Wo liegen die Gründe für die Nahrungsmittelkrise? Mit dieser Frage hat sich die Organisation Food and Agriculture in ihrem dritten, jüngst erschienen Bericht zur Zukunft von Landwirtschaft und Lebensmittelmärkten auseinandergesetzt. Gleich eine ganze Anzahl verscheidener Faktoren trägt laut der Studie dazu bei, dass sich die Situation auch in den nächsten Jahren immer weiter zuspitzen dürfte.

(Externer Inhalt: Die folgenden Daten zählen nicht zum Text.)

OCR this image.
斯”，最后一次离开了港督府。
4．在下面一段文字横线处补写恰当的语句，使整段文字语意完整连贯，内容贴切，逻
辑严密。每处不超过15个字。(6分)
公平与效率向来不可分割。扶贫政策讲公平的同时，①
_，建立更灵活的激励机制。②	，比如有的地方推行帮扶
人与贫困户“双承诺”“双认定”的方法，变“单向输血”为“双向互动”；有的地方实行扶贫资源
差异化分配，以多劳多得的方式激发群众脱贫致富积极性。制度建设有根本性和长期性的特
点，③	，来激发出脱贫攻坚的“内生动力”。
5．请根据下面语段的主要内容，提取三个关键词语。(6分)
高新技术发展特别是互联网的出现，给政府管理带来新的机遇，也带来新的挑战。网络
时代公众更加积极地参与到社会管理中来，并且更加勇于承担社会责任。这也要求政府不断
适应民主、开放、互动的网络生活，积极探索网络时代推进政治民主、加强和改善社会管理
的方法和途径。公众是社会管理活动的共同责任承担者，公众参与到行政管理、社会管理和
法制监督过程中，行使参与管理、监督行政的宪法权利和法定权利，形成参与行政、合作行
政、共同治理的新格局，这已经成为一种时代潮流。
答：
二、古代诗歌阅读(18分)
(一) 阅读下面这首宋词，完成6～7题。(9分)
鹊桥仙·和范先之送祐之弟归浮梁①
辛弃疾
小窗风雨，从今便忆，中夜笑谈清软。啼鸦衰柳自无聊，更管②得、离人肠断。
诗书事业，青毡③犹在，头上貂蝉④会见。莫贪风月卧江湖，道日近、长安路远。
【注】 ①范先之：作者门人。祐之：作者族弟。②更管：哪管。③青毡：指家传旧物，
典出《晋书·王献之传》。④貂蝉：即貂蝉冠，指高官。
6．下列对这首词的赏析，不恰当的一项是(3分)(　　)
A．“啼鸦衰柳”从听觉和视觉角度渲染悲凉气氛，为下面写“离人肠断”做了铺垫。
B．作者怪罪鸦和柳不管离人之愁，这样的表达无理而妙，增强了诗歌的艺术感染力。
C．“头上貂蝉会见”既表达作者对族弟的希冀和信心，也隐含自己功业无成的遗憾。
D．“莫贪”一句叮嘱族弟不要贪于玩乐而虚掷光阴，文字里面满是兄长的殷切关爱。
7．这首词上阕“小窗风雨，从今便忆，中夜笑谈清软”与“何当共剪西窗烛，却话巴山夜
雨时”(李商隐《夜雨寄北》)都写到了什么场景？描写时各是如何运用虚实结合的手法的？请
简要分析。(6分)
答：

So nimmt die Weltbevölkerung jährlich um 75 Millionen zu, die landwirtschaftliche Produktion kann mit dieser rasanten Entwicklung nicht Schritt halten. Hinzu kommt eine, durch den Klimawandel bedingte, Zunahme von Umweltkatastrophen wie Dürren und Überflutungen, die insbesondere für landwirtschaftliche Regionen verherende Folgen haben. Trotz dieses engen Zusammenspiels produziert die industrielle Landwirtschaft, mit ihren globalisierten Märkten, weiterhin einen enormen Anteil der heutigen Treibhausgase. Als einen der Hauptauslöser für die Krise sieht die Organisation Food and Agriculture demnach auch die landwirtschaftlichen Geflogenheiten der letzten Jahre in der Pflicht, und fordert, an die Stelle von Monokulturen und Mega-Agrarfarmen müsse eine sozial- und umweltverträgliche Landwirtschaft treten. Und allen Unkenrufen zum Trotz birgt die Brisanz der Krise eine gute Chance, für eine ganz andere Landwirtschaft zu kämpfen.